Feed Software, technology, sysadmin war stories, and more.

Thursday, December 29, 2011

Hash table attacks and overzealous analytics

There's a hash table attack making the rounds this week. It involves what happens inside a bunch of web frameworks and other libraries which handle incoming GET and POST requests for you.

There's this assumption that people really do not want to scan through a blob of "?foo=bar&blah=123&launch=true" gunk by hand. This leads to parsers which split those up and turn them into keys of "foo", "blah", and "launch", each pointing at "bar", "123", and "true", respectively.

The problem is that those keys are under the control of whoever is sending the request. If they can guess a few things about how you store them, then they can purposely generate the kind of pathological case which would cause your system to handle them really inefficiently.

What I find really funny is that I saw an attack like this a few years ago which also involved key storage. What was different is that the programmers brought it upon themselves. For some reason, they decided to write something which would track hits to every URL endpoint within their custom servlet engine. Did I mention it was Java?

Normally, this was no big deal. You could connect to the program's embedded HTTP server over the intranet and ask it what was going on. It might say that "/login" had 123,456 hits, and "/logout" had 4,567 hits. I imagine someone actually found that useful.

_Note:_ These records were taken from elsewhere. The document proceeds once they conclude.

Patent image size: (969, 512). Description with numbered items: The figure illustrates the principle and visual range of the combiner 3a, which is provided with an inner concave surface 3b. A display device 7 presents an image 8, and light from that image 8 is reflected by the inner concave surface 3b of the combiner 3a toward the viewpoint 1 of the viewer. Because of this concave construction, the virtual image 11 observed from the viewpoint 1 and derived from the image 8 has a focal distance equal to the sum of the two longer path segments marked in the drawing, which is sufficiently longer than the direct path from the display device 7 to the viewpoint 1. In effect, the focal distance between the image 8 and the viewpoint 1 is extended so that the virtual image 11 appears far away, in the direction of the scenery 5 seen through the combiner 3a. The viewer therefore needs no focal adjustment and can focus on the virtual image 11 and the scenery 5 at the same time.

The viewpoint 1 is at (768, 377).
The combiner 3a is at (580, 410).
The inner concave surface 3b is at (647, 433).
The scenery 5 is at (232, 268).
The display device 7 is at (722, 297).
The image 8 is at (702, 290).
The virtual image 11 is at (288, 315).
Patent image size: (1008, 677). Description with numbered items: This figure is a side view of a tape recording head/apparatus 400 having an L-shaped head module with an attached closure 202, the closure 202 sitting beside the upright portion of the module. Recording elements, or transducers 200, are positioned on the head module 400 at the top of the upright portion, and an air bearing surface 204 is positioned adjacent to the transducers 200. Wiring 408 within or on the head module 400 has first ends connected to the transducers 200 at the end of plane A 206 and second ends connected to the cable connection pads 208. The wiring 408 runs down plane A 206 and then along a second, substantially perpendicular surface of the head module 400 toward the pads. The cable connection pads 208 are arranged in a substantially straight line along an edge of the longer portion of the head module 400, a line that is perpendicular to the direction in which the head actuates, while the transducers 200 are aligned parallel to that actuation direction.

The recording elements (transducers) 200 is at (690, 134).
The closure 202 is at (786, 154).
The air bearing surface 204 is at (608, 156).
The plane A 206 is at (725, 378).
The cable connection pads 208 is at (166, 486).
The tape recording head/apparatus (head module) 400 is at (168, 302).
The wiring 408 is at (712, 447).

Where they went wrong is that they stored this stuff forever, and they didn't store these URLs according to their handlers. Basically, there were only so many operable endpoints within any given app setup. You might have /login, /logout, and /settings. The problem is that /LOGIN, /LOGOUT, and /SETTINGS also worked... and they stored them separately.

Pretty soon you started getting things like this:

... and so on. Every new permutation got its own entry. It was actually far worse than what I'm showing here, since every entry had a series of buckets. It would track the total number of hits, plus the number of hits in the past day, 6 hours, 2 hours, 1 hour, 30 minutes, 15 minutes, and so on.

All of those buckets took up memory, obviously, but they also scarfed down CPU time like it was going out of style. Inserting a new entry or updating one meant the system had to traverse that structure to find the right spot. Then it had to keep passing over them to keep the time-based buckets accurate. It was a mess.

The craziest part of this is that all of this tracking was happening inside the process which was also responsible for serving production traffic. Eventually, it would either grow too large and would be whacked by the system's out-of-memory handler, or it would simply become too slow to handle requests sanely. Then someone would notice and would restart it. Until that happened, any request which happened to land on this instance would receive suboptimal service.

Analytics are all well and good, but if you allow them unbounded access to your finite resources, you might want to make it happen in a place where it can't bring down your actual site. Otherwise, you might find yourself analyzing a time series of zero hits as people find some other site to frequent.